The True Price of DeepSeek’s New Models: A Game Changer for AI
The Cost of Innovation
The true price of developing DeepSeek’s new models remains unknown, with one figure quoted in a single research paper potentially not capturing the full picture of its costs. "I don’t believe it’s $6 million, but even if it’s $60 million, it’s a game changer," says Umesh Padval, managing director of Thomvest Ventures, a company that has invested in Cohere and other AI firms. "It will put pressure on the profitability of companies which are focused on consumer AI."
Cutting Costs with DeepSeek’s Techniques
Shortly after DeepSeek revealed the details of its latest model, Ghodsi of Databricks says customers began asking whether they could use it as well as DeepSeek’s underlying techniques to cut costs at their own organizations. He adds that one approach employed by DeepSeek’s engineers, known as distillation, which involves using the output from one large language model to train another model, is relatively cheap and straightforward.
Benefits and Concerns
Padval says that the existence of models like DeepSeek’s will ultimately benefit companies looking to spend less on AI, but he says that many firms may have reservations about relying on a Chinese model for sensitive tasks. So far, at least one prominent AI firm, Perplexity, has publicly announced it’s using DeepSeek’s R1 model, but it says it is being hosted "completely independent of China."
Industry Reaction
Amjad Massad, the CEO of Replit, a startup that provides AI coding tools, told WIRED that he thinks DeepSeek’s latest models are impressive. While he still finds Anthropic’s Sonnet model is better at many computer engineering tasks, he has found that R1 is especially good at turning text commands into code that can be executed on a computer. "We’re exploring using it especially for agent reasoning," he adds.
DeepSeek’s Capabilities
DeepSeek’s latest two offerings—DeepSeek R1 and DeepSeek R1-Zero—are capable of the same kind of simulated reasoning as the most advanced systems from OpenAI and Google. They all work by breaking problems into constituent parts in order to tackle them more effectively, a process that requires a considerable amount of additional training to ensure that the AI reliably reaches the correct answer.
Research Paper
A paper posted by DeepSeek researchers last week outlines the approach the company used to create its R1 models, which it claims perform on some benchmarks about as well as OpenAI’s groundbreaking reasoning model known as o1. The tactics DeepSeek used include a more automated method for learning how to problem-solve correctly as well as a strategy for transferring skills from larger models to smaller ones.
Hardware Speculation
One of the hottest topics of speculation about DeepSeek is the hardware it might have used. The question is especially noteworthy because the US government has introduced a series of export controls and other trade restrictions over the last few years aimed at limiting China’s ability to acquire and manufacture cutting-edge chips that are needed for building advanced AI.
Conclusion
DeepSeek’s latest models are a game changer for the AI industry, offering a less expensive and more accessible alternative to traditional approaches. While there may be concerns about relying on Chinese models for sensitive tasks, the benefits of DeepSeek’s technology are clear. As the industry continues to evolve, it will be interesting to see how companies adapt to this new landscape.
FAQs
Q: What is DeepSeek’s latest model?
A: DeepSeek’s latest models, R1 and R1-Zero, are capable of simulated reasoning and can perform on some benchmarks as well as OpenAI’s o1 model.
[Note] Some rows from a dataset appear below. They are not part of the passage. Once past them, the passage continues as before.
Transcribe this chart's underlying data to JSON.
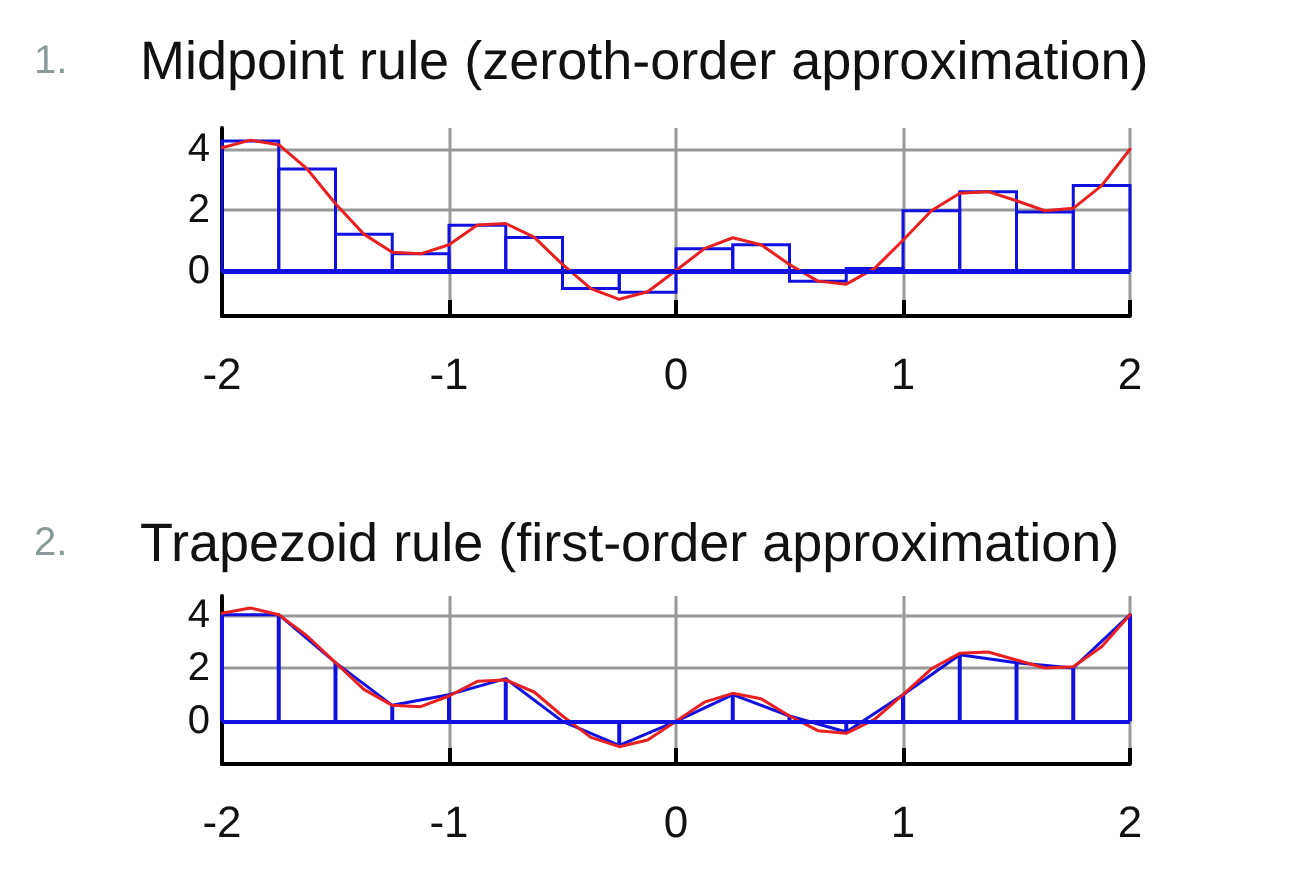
{
  "chart_data": [
    {
      "type": "histogram",
      "title": "1. Midpoint rule (zeroth-order approximation)",
      "xlim": [
        -2,
        2
      ],
      "xticks": [
        -2,
        -1,
        0,
        1,
        2
      ],
      "ylim": [
        -1.5,
        4.7
      ],
      "yticks": [
        0,
        2,
        4
      ],
      "grid": true,
      "marker": "none",
      "line_style": "solid",
      "ref_lines": [
        {
          "axis": "y",
          "value": 0,
          "color": "#1010e0"
        }
      ],
      "series": [
        {
          "color": "#1010e0",
          "bins": [
            -2,
            -1.75,
            -1.5,
            -1.25,
            -1,
            -0.75,
            -0.5,
            -0.25,
            0,
            0.25,
            0.5,
            0.75,
            1,
            1.25,
            1.5,
            1.75,
            2
          ],
          "values": [
            4.27,
            3.35,
            1.2,
            0.55,
            1.49,
            1.09,
            -0.59,
            -0.72,
            0.72,
            0.85,
            -0.35,
            0.07,
            1.97,
            2.6,
            1.93,
            2.8
          ]
        },
        {
          "type": "line",
          "color": "#e82020",
          "x": [
            -2,
            -1.875,
            -1.75,
            -1.625,
            -1.5,
            -1.375,
            -1.25,
            -1.125,
            -1,
            -0.875,
            -0.75,
            -0.625,
            -0.5,
            -0.375,
            -0.25,
            -0.125,
            0,
            0.125,
            0.25,
            0.375,
            0.5,
            0.625,
            0.75,
            0.875,
            1,
            1.125,
            1.25,
            1.375,
            1.5,
            1.625,
            1.75,
            1.875,
            2
          ],
          "values": [
            4.05,
            4.3,
            4.15,
            3.35,
            2.2,
            1.2,
            0.6,
            0.55,
            0.85,
            1.5,
            1.55,
            1.1,
            0.2,
            -0.6,
            -0.95,
            -0.7,
            0,
            0.72,
            1.08,
            0.85,
            0.2,
            -0.35,
            -0.45,
            0.07,
            1.0,
            1.97,
            2.55,
            2.6,
            2.3,
            1.97,
            2.05,
            2.8,
            4.0
          ]
        }
      ]
    },
    {
      "type": "line",
      "title": "2. Trapezoid rule (first-order approximation)",
      "xlim": [
        -2,
        2
      ],
      "xticks": [
        -2,
        -1,
        0,
        1,
        2
      ],
      "ylim": [
        -1.6,
        4.7
      ],
      "yticks": [
        0,
        2,
        4
      ],
      "grid": true,
      "marker": "none",
      "line_style": "solid",
      "ref_lines": [
        {
          "axis": "y",
          "value": 0,
          "color": "#1010e0"
        }
      ],
      "series": [
        {
          "type": "bar",
          "color": "#1010e0",
          "x": [
            -2,
            -1.75,
            -1.5,
            -1.25,
            -1,
            -0.75,
            -0.5,
            -0.25,
            0,
            0.25,
            0.5,
            0.75,
            1,
            1.25,
            1.5,
            1.75,
            2
          ],
          "values": [
            4.0,
            4.0,
            2.2,
            0.6,
            1.0,
            1.6,
            0,
            -0.9,
            0,
            1.0,
            0.2,
            -0.4,
            1.0,
            2.5,
            2.2,
            2.0,
            4.0
          ]
        },
        {
          "color": "#1010e0",
          "x": [
            -2,
            -1.75,
            -1.5,
            -1.25,
            -1,
            -0.75,
            -0.5,
            -0.25,
            0,
            0.25,
            0.5,
            0.75,
            1,
            1.25,
            1.5,
            1.75,
            2
          ],
          "values": [
            4.0,
            4.0,
            2.2,
            0.6,
            1.0,
            1.6,
            0,
            -0.9,
            0,
            1.0,
            0.2,
            -0.4,
            1.0,
            2.5,
            2.2,
            2.0,
            4.0
          ]
        },
        {
          "color": "#e82020",
          "x": [
            -2,
            -1.875,
            -1.75,
            -1.625,
            -1.5,
            -1.375,
            -1.25,
            -1.125,
            -1,
            -0.875,
            -0.75,
            -0.625,
            -0.5,
            -0.375,
            -0.25,
            -0.125,
            0,
            0.125,
            0.25,
            0.375,
            0.5,
            0.625,
            0.75,
            0.875,
            1,
            1.125,
            1.25,
            1.375,
            1.5,
            1.625,
            1.75,
            1.875,
            2
          ],
          "values": [
            4.05,
            4.25,
            4.0,
            3.2,
            2.2,
            1.2,
            0.6,
            0.55,
            0.95,
            1.5,
            1.55,
            1.1,
            0.2,
            -0.6,
            -0.95,
            -0.7,
            0,
            0.72,
            1.05,
            0.85,
            0.2,
            -0.35,
            -0.45,
            0.07,
            1.0,
            1.97,
            2.55,
            2.6,
            2.3,
            2.0,
            2.05,
            2.8,
            4.0
          ]
        }
      ]
    }
  ]
}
Q: How much did it cost to develop DeepSeek’s models?
A: The true price of developing DeepSeek’s models remains unknown, with one figure quoted in a single research paper potentially not capturing the full picture of its costs.
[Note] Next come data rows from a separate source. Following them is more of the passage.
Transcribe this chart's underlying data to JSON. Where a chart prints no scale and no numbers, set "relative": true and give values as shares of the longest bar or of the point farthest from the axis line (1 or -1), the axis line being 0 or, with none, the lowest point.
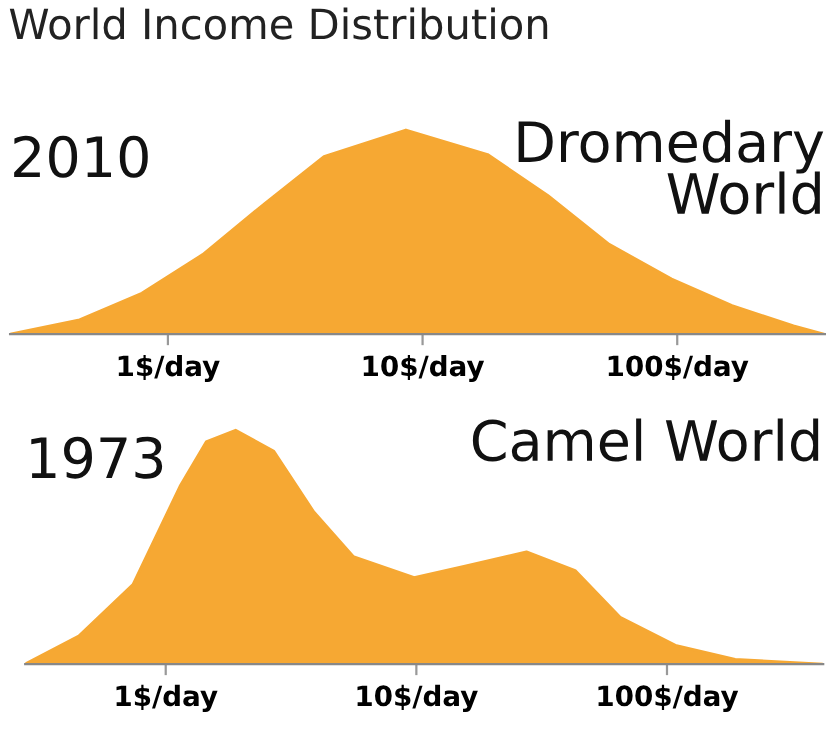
{
  "chart_data": [
    {
      "type": "area",
      "title": "World Income Distribution",
      "annotations": [
        "2010",
        "Dromedary\nWorld"
      ],
      "relative": true,
      "log": "x",
      "color": "#f6a833",
      "x": [
        0.24,
        0.45,
        0.79,
        1.37,
        2.4,
        4.1,
        8.6,
        18,
        31,
        54,
        95,
        164,
        286,
        377
      ],
      "values": [
        0,
        0.07,
        0.2,
        0.39,
        0.64,
        0.87,
        1.0,
        0.88,
        0.68,
        0.44,
        0.27,
        0.14,
        0.04,
        0
      ],
      "xlim": [
        0.24,
        380
      ],
      "xticks": [
        {
          "value": 1,
          "label": "1$/day"
        },
        {
          "value": 10,
          "label": "10$/day"
        },
        {
          "value": 100,
          "label": "100$/day"
        }
      ],
      "tick_labels": "x",
      "grid": false
    },
    {
      "type": "area",
      "annotations": [
        "1973",
        "Camel World"
      ],
      "relative": true,
      "log": "x",
      "color": "#f6a833",
      "x": [
        0.275,
        0.45,
        0.74,
        1.14,
        1.45,
        1.9,
        2.7,
        3.9,
        5.6,
        9.8,
        15.8,
        27.5,
        43,
        65,
        108,
        187,
        413
      ],
      "values": [
        0,
        0.12,
        0.34,
        0.76,
        0.95,
        1.0,
        0.91,
        0.65,
        0.46,
        0.37,
        0.42,
        0.48,
        0.4,
        0.2,
        0.08,
        0.02,
        0
      ],
      "xlim": [
        0.275,
        420
      ],
      "xticks": [
        {
          "value": 1,
          "label": "1$/day"
        },
        {
          "value": 10,
          "label": "10$/day"
        },
        {
          "value": 100,
          "label": "100$/day"
        }
      ],
      "tick_labels": "x",
      "grid": false
    }
  ]
}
Q: Can I use DeepSeek’s models to cut costs at my own organization?
A: Yes, according to Ghodsi of Databricks, customers are already asking whether they can use DeepSeek’s underlying techniques to cut costs at their own organizations.
Q: Are there concerns about relying on a Chinese model for sensitive tasks?
A: Yes, according to Padval, many firms may have reservations about relying on a Chinese model for sensitive tasks.